Plants including our lawn grasses can’t tell the difference in elemental nitrogen once it becomes usable by the plant. However, there is considerable difference in the types of fertilizer sources and their release of nitrogen to the plant. Nitrogen fertilizer sources are classified as either “readily available” or “slow release”. Products such as ammonium nitrate, urea, and ammonium sulfate are very water-soluble and become available very quickly. The advantages of such fertilizer sources are that they are generally less expensive per pound of actual nitrogen and plants respond very quickly following an application. Disadvantages are that they have greater burn potential, have a greater risk of leaching, and do not give extended results.
Slow-release formulations primarily contain nitrogen sources that are not immediately available to the turf. The oldest slow-release products are natural fertilizers such as compost, cottonseed meal, sewage sludge and manures, which release their nitrogen as the microorganisms in the soil break them down.
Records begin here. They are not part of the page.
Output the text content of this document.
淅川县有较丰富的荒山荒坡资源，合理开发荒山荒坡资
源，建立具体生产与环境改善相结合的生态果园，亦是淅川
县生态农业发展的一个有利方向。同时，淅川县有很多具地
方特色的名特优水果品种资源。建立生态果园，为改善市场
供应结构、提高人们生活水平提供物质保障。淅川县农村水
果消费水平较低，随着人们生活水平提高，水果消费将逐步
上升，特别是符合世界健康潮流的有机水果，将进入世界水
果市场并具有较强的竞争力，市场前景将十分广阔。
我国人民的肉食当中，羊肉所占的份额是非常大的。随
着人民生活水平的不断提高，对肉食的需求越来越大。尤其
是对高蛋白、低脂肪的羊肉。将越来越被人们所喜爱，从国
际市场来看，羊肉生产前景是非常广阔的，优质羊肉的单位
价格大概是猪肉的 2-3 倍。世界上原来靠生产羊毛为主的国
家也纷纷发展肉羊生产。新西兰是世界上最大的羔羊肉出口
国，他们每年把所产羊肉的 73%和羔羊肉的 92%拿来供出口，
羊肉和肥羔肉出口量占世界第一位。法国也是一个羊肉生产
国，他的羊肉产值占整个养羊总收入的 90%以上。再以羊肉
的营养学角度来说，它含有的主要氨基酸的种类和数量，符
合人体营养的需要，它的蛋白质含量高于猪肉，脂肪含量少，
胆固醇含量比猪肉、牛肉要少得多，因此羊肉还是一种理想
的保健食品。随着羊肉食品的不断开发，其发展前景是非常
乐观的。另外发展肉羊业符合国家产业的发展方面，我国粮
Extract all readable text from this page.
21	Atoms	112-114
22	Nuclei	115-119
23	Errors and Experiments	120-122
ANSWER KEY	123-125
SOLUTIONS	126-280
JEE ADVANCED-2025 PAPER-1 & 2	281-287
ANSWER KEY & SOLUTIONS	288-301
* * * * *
Other sources combine urea with formaldehyde while many of the more modern products contain quick-release nitrogen forms that have thin plastic, sulfur, or resin coatings that allow water to dissolve them slowly. The main thing to remember is that all these “slow release” products will release their nitrogen over a longer period of time and provide more uniform vegetative growth to the turf without the potential of turf injury from over fertilization. The initial costs of these products are generally higher but they perform much longer and reduce flushes of growth that encourage disease attack.
For more details on selecting the right fertilizer for you turf species or growing zone refer to extension publication #1322 “Establish and Manage Your Home Lawn” which can be downloaded from the extension web at www.msucares.com.
Planning The Warm Season Vegetable Garden
Tomatoes, peppers, cu-cumber, squash and other warm season vegetable transplants are showing up in garden centers. The desire for that delicious vine ripe tomato is so strong that you might give in and buy a two foot tall plant with flowers already blooming. If you can pick up a shell and throw it into the Mississippi sound, now may be the time to plant it in our garden.
The rest of us need to consider warm season vegetable plants as container plants now and keep them in a moveable pot. Anticipated last frost dates are a month away for much of Mississippi. Planting warm season vegetables this early might pay off in earlier harvest and increased yields. It may also wind up with a second trip for replacement plants for the ones that freeze to death.
Short day onion varieties should be bulbing now. Consider one last application of fertilizer if the leaves are starting to yellow.
Celery is one of the most difficult vegetables to grow successfully in Mississippi. Gardeners who like a challenge should start seed now and anticipate moving the transplants as soon as all danger of frost is over. The plants grow slowly and require high nutrition and moisture levels.
Many growers can grow leaves and short stalks to use in cooking, but only fortunate gardeners will grow a plant large enough to get the long petioles we like to use for ants on a log.